How Does AI Help Developers?
Essentially, a virtual expert fills the role of a tech lead, providing guidance, doing some of the more common tasks, conducting the code review, and validating the quality of the software. How AI assists in the development process throughout the software development lifecycle (SDLC) can be divided into three main buckets.
AI-assisted development automates common operations that are repetitive and time-consuming, including testing. Machine learning (ML) models based on millions of anonymized patterns can suggest and even choose next best steps in development. If an application fails a test, AI can also provide feedback to the developer about the areas that need to be remedied. As a result, developers are more productive and engaged, and novices benefit from the lessons learned from similar programming.
AI-assisted development includes discovery tools that analyze application dependencies, identifying violations and “red flagging” the elements (actions, screens, entities) that are assembled in the wrong place. They enforce best practices and identify duplicate code while enabling teams to keep pace with accelerated production schedules.
During the application development process, developers sometimes get stuck. AI-assisted development helps them find what they are looking for and get them back on track sooner. For instance, contextualized search experience accessed from the development environment can bring up online resources that might help to complete the task they are undertaking. And next-step suggestions walk developers through logic flows.
AI-Assisted Development Examples
Examples of AI-assisted development include:
- Automated code analysis: A tool that uses artificial intelligence to analyze source code to identify vulnerabilities, bugs, or errors. This reduces the amount of time needed for manual code review and allows developers to solve problems faster.
- Automated testing frameworks: These use AI to automate tests for web applications, mobile apps, and other software products. Developers can run tests more frequently and identify bugs before they become major problems.
- Predictive analytics: Uses AI to predict future events or trends to help businesses better understand customer and market needs so they can build the right software.
- Natural processing language (NPL): This branch of AI enables computers to understand and interpret natural language. Developers can more easily communicate with their applications, and they can build chatbots that understand what people are saying in customer service conversations.
- Computer vision: This type of AI enables machines to recognize objects in an image or video. This technology can be used for a variety of tasks in development such as facial recognition, object identification, and even autonomous vehicles.
- Automated machine learning: When machine learning is automated, models are trained quickly and accurately. Automation reduces the amount of time needed for model development and helps businesses create more accurate models in less time.

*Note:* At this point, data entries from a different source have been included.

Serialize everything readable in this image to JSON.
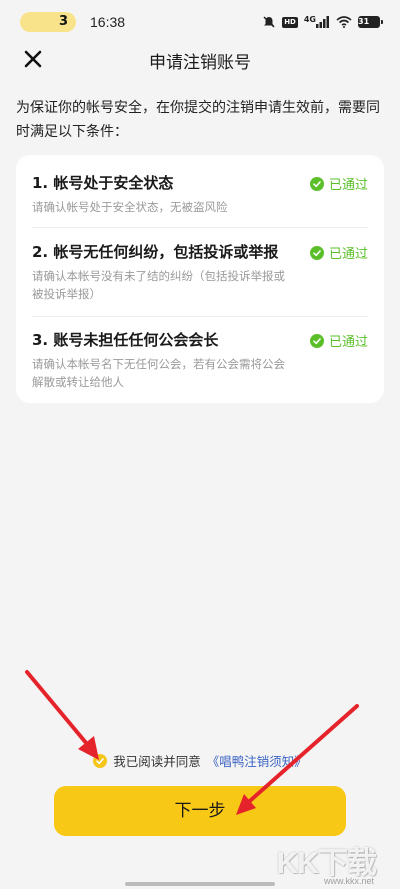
{
  "status_bar": {
    "pill_number": "3",
    "time": "16:38",
    "hd_label": "HD",
    "network_label": "4G",
    "battery": "31"
  },
  "header": {
    "title": "申请注销账号"
  },
  "intro_text": "为保证你的帐号安全，在你提交的注销申请生效前，需要同时满足以下条件：",
  "conditions": [
    {
      "title": "1. 帐号处于安全状态",
      "desc": "请确认帐号处于安全状态，无被盗风险",
      "status": "已通过"
    },
    {
      "title": "2. 帐号无任何纠纷，包括投诉或举报",
      "desc": "请确认本帐号没有未了结的纠纷（包括投诉举报或被投诉举报）",
      "status": "已通过"
    },
    {
      "title": "3. 账号未担任任何公会会长",
      "desc": "请确认本帐号名下无任何公会，若有公会需将公会解散或转让给他人",
      "status": "已通过"
    }
  ],
  "agreement": {
    "text": "我已阅读并同意",
    "link": "《唱鸭注销须知》"
  },
  "next_button": "下一步",
  "watermark": {
    "text": "KK下载",
    "url": "www.kkx.net"
  },
  "colors": {
    "accent": "#f8c816",
    "pass_green": "#5bbf2a",
    "link_blue": "#3a63c4",
    "arrow_red": "#e5232b"
  },
  "icons": [
    "close-icon",
    "check-icon",
    "mute-icon",
    "wifi-icon",
    "signal-icon",
    "battery-icon"
  ]
}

The Future of AI-Assisted Development
Elite DevOps performers are pushing out clean code into production environments multiple times a day. There is no way that this velocity can be maintained – let alone improved upon – without the automation provided by AI.

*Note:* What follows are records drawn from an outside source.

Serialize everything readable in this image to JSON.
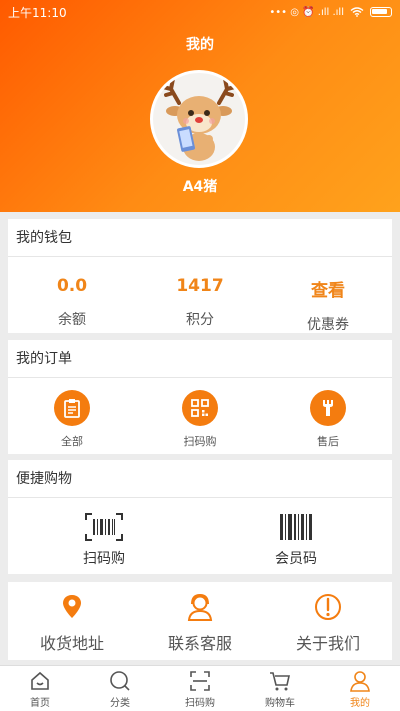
{
  "status_bar": {
    "time": "上午11:10",
    "icons_text": "••• ◎ ⏰ .ıll .ıll"
  },
  "page": {
    "title": "我的"
  },
  "profile": {
    "username": "A4猪",
    "avatar": "deer-mascot-avatar"
  },
  "wallet": {
    "title": "我的钱包",
    "items": [
      {
        "value": "0.0",
        "label": "余额"
      },
      {
        "value": "1417",
        "label": "积分"
      },
      {
        "value": "查看",
        "label": "优惠券"
      }
    ]
  },
  "orders": {
    "title": "我的订单",
    "items": [
      {
        "label": "全部",
        "icon": "clipboard-icon"
      },
      {
        "label": "扫码购",
        "icon": "qr-code-icon"
      },
      {
        "label": "售后",
        "icon": "wrench-icon"
      }
    ]
  },
  "quick_shop": {
    "title": "便捷购物",
    "items": [
      {
        "label": "扫码购",
        "icon": "scan-barcode-icon"
      },
      {
        "label": "会员码",
        "icon": "barcode-icon"
      }
    ]
  },
  "services": {
    "items": [
      {
        "label": "收货地址",
        "icon": "location-pin-icon"
      },
      {
        "label": "联系客服",
        "icon": "customer-service-icon"
      },
      {
        "label": "关于我们",
        "icon": "info-icon"
      }
    ]
  },
  "tabbar": {
    "items": [
      {
        "label": "首页",
        "icon": "home-icon"
      },
      {
        "label": "分类",
        "icon": "category-icon"
      },
      {
        "label": "扫码购",
        "icon": "scan-icon"
      },
      {
        "label": "购物车",
        "icon": "cart-icon"
      },
      {
        "label": "我的",
        "icon": "user-icon",
        "active": true
      }
    ]
  },
  "colors": {
    "accent": "#f08519",
    "header_start": "#ff5a00",
    "header_end": "#ffa21c"
  }
}
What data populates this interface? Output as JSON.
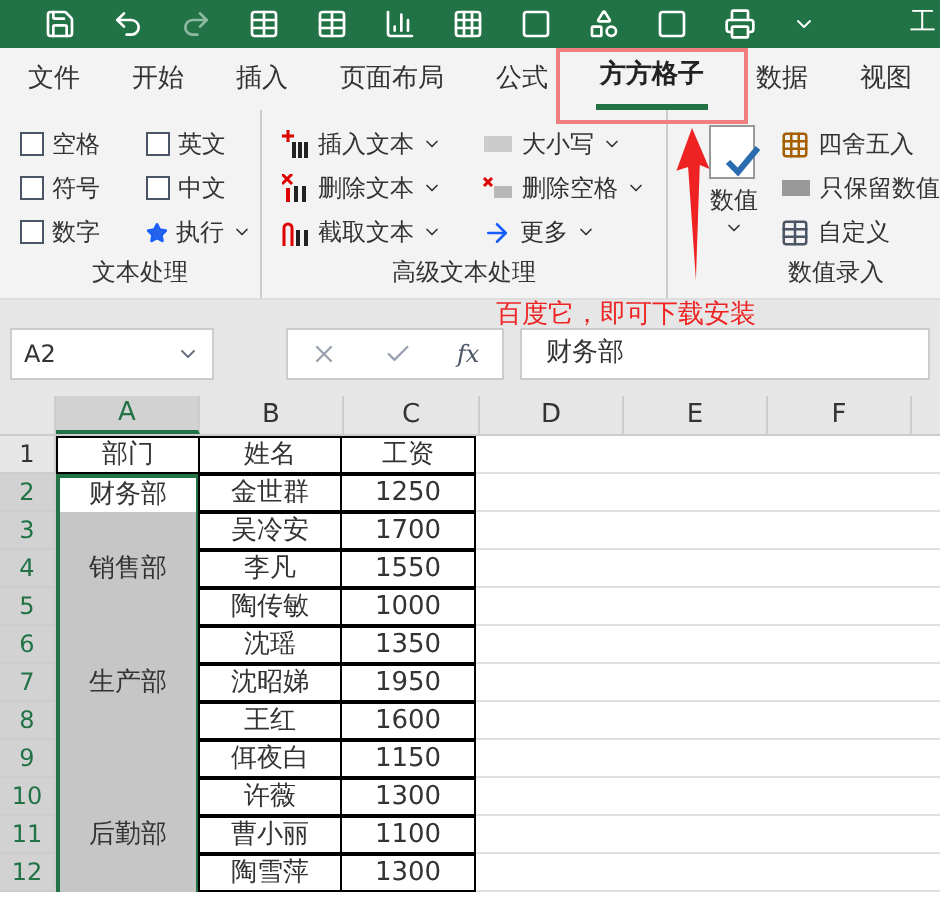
{
  "window": {
    "title": "工"
  },
  "tabs": [
    {
      "label": "文件",
      "selected": false
    },
    {
      "label": "开始",
      "selected": false
    },
    {
      "label": "插入",
      "selected": false
    },
    {
      "label": "页面布局",
      "selected": false
    },
    {
      "label": "公式",
      "selected": false
    },
    {
      "label": "方方格子",
      "selected": true
    },
    {
      "label": "数据",
      "selected": false
    },
    {
      "label": "视图",
      "selected": false
    }
  ],
  "ribbon": {
    "groups": [
      {
        "label": "文本处理",
        "checkboxes": [
          {
            "label": "空格",
            "checked": false
          },
          {
            "label": "英文",
            "checked": false
          },
          {
            "label": "符号",
            "checked": false
          },
          {
            "label": "中文",
            "checked": false
          },
          {
            "label": "数字",
            "checked": false
          }
        ],
        "run_button": "执行"
      },
      {
        "label": "高级文本处理",
        "commands": [
          {
            "label": "插入文本",
            "kind": "insert"
          },
          {
            "label": "大小写",
            "kind": "case"
          },
          {
            "label": "删除文本",
            "kind": "delete"
          },
          {
            "label": "删除空格",
            "kind": "space"
          },
          {
            "label": "截取文本",
            "kind": "extract"
          },
          {
            "label": "更多",
            "kind": "more"
          }
        ]
      },
      {
        "label": "数值录入",
        "big_button": "数值",
        "commands": [
          {
            "label": "四舍五入",
            "kind": "round"
          },
          {
            "label": "只保留数值",
            "kind": "keep"
          },
          {
            "label": "自定义",
            "kind": "custom"
          }
        ]
      }
    ]
  },
  "annotation": {
    "text": "百度它，即可下载安装"
  },
  "formula_bar": {
    "name_box": "A2",
    "fx": "fx",
    "value": "财务部"
  },
  "sheet": {
    "columns": [
      {
        "label": "A",
        "selected": true
      },
      {
        "label": "B",
        "selected": false
      },
      {
        "label": "C",
        "selected": false
      },
      {
        "label": "D",
        "selected": false
      },
      {
        "label": "E",
        "selected": false
      },
      {
        "label": "F",
        "selected": false
      }
    ],
    "rows": [
      {
        "number": "1",
        "dept": "部门",
        "name": "姓名",
        "salary": "工资",
        "selected": false,
        "active": false
      },
      {
        "number": "2",
        "dept": "财务部",
        "name": "金世群",
        "salary": "1250",
        "selected": true,
        "active": true
      },
      {
        "number": "3",
        "name": "吴冷安",
        "salary": "1700",
        "selected": true,
        "active": false
      },
      {
        "number": "4",
        "dept": "销售部",
        "name": "李凡",
        "salary": "1550",
        "selected": true,
        "active": false
      },
      {
        "number": "5",
        "name": "陶传敏",
        "salary": "1000",
        "selected": true,
        "active": false
      },
      {
        "number": "6",
        "name": "沈瑶",
        "salary": "1350",
        "selected": true,
        "active": false
      },
      {
        "number": "7",
        "dept": "生产部",
        "name": "沈昭娣",
        "salary": "1950",
        "selected": true,
        "active": false
      },
      {
        "number": "8",
        "name": "王红",
        "salary": "1600",
        "selected": true,
        "active": false
      },
      {
        "number": "9",
        "name": "佴夜白",
        "salary": "1150",
        "selected": true,
        "active": false
      },
      {
        "number": "10",
        "name": "许薇",
        "salary": "1300",
        "selected": true,
        "active": false
      },
      {
        "number": "11",
        "dept": "后勤部",
        "name": "曹小丽",
        "salary": "1100",
        "selected": true,
        "active": false
      },
      {
        "number": "12",
        "name": "陶雪萍",
        "salary": "1300",
        "selected": true,
        "active": false
      }
    ]
  }
}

At OutSystems, our mission is to enable every company to innovate through the power of software. By adding AI to all stages of the development process, the OutSystems low-code platform helps development teams maximize their existing capabilities, freeing them to focus on the software that truly makes the difference, instead of wasting their time on just keeping the lights on. Our vision for the future of AI-assisted rapid software development includes:
- App generation using conversational prompts: Instead of writing code, developers will describe an application in natural language and generative AI will do the heavy lifting.
- Real-time visual representations of app changes: To eliminate the “black box problem” created by generative AI, the OutSystems visual language will make it easy to validate the output of generative AI.
- Extensive ecosystem of AI connectors: Customers can easily build AI-powered apps in a matter of minutes with connectors to common services from Microsoft, Google, Amazon, and other third-party providers.